Summary of EC Anti-Competition Decision Against Google

The European Commission has fined Google €2.42 billion for breaching EU antitrust rules. Google abused its market dominance as a search engine by giving an illegal advantage to another Google product, its comparison shopping service. Commissioner Margrethe Vestager, who is in charge of competition policy stated, “[Google] denied other companies the chance to compete on the merits and to innovate. And most importantly, it denied European consumers a genuine choice of services and the full benefits of innovation.”

The Basis of EU Competition Law

Dominance in the marketplace is defined as behavior to an appreciable extent independently of competitors, customers, and consumers. (United Brands [1978]). If a firm has a dominant position, because it has beyond a 39.7% market share (BA/Virgin [2004]), then there is “a special responsibility [for the dominant company] not to allow its conduct to impair competition on the common market.” (Michelin [1983]). The commission has found that not only does Google have dominance in the general internet search market (exceeding 90% in most EEA countries), but due to its practices, Google’s comparison shopping services have increasingly gained traffic while rivals have suffered substantial losses.

Market Impact

This outcome is a huge win for its shopping comparison competitors. Other companies such as Oracle and Yelp have signed a letter in support of the EU fine. Both companies have been in ongoing legal battles against Google for several years. Yelp, a consumer review site, in particular has complained that Google blocked its service in search results limiting their international business. The company was part of a group back in 2014, which requested the EU investigate Google’s prioritized shopping searches. This decision will help any persons or businesses affected by Google’s anti-competitive behavior and make it easier for victims to obtain civil damages in domestic courts.

Damages

The fine is the highest ever imposed by the Commission. €2.42 billion has been calculated on the 2006 Guidelines and are on the basis of the value of revenue for the shopping service in the 13 EEA countries affected.[1] In addition, Google will need to cease their conduct within 90 days of the decision and begin giving equal treatment to rivals.

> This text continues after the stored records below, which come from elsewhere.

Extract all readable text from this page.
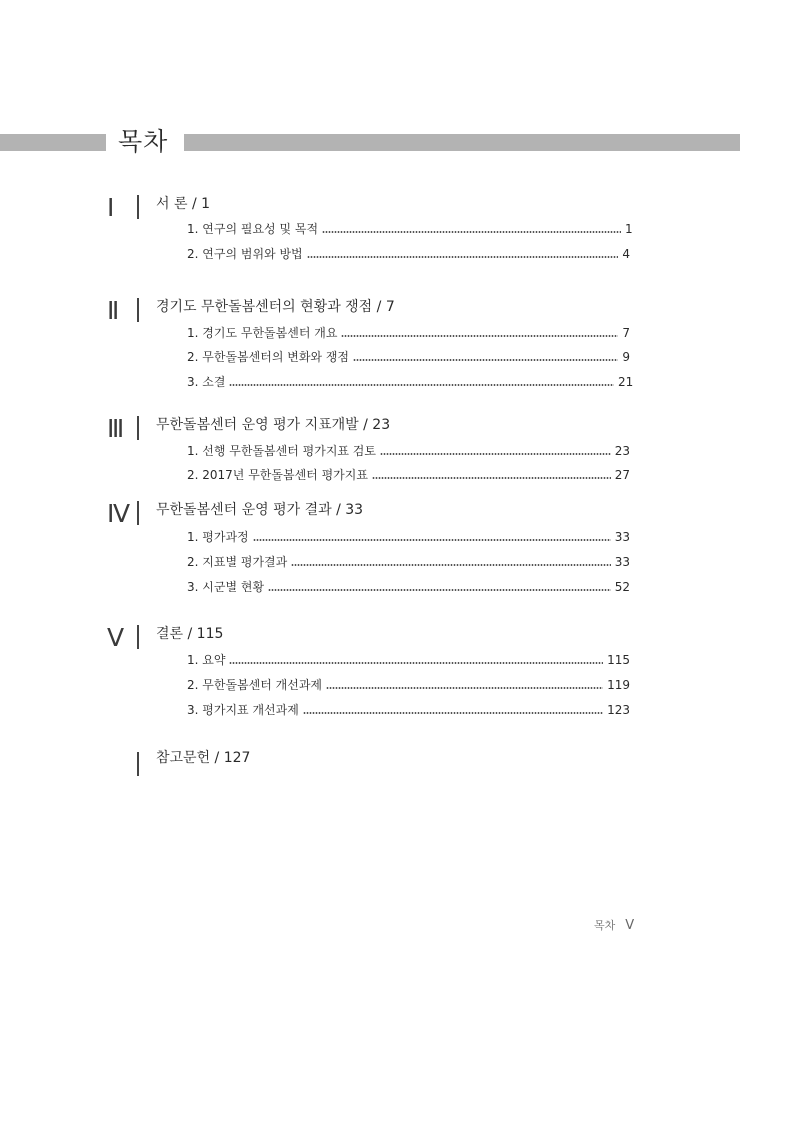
목차
Ⅰ	서 론 / 1
1. 연구의 필요성 및 목적	1
2. 연구의 범위와 방법	4
Ⅱ	경기도 무한돌봄센터의 현황과 쟁점 / 7
1. 경기도 무한돌봄센터 개요	7
2. 무한돌봄센터의 변화와 쟁점	9
3. 소결	21
Ⅲ 무한돌봄센터 운영 평가 지표개발 / 23
1. 선행 무한돌봄센터 평가지표 검토	23
2. 2017년 무한돌봄센터 평가지표	27
Ⅳ 무한돌봄센터 운영 평가 결과 / 33
1. 평가과정	33
2. 지표별 평가결과	33
3. 시군별 현황	52
Ⅴ 결론 / 115
1. 요약	115
2. 무한돌봄센터 개선과제	119
3. 평가지표 개선과제	123
참고문헌 / 127
목차 V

The company will need to explain how it intends to ensure compliance and if it fails to do so, as per Article 102 of the Treaty on the Functioning of the European Union (TFEU) and Article 54 of the EEA Agreement, can be fined an additional 5% of the average daily worldwide turnover.

Google has claimed that the decision “doesn’t fit the reality of how most people shop online,” and has announced it will consider appealing the decision to the European Court of Justice, which will be its final hope of undoing the charges.

Conclusion

By demoting its competitors shopping services, the Commission has found Google’s comparison-shopping service in breach of EU anti competition law. Regulators are still investigating two related other charges, including the Android mobile operating system that promotes other Google products and may be creating an unfair disadvantage to rivals. The decision will either benefit the average user by increasing competition between shopping alternatives; or it will be a reminder to ISPs that their business practices need to be tailored to the specific legal frameworks of each region.

[1] Google introduced this practice in all 13 EEA countries where Google has rolled out its comparison shopping service, starting in January 2008 in Germany and the United Kingdom. It subsequently extended the practice to France in October 2010, Italy, the Netherlands, and Spain in May 2011, the Czech Republic in February 2013 and Austria, Belgium, Denmark, Norway, Poland and Sweden in November 2013.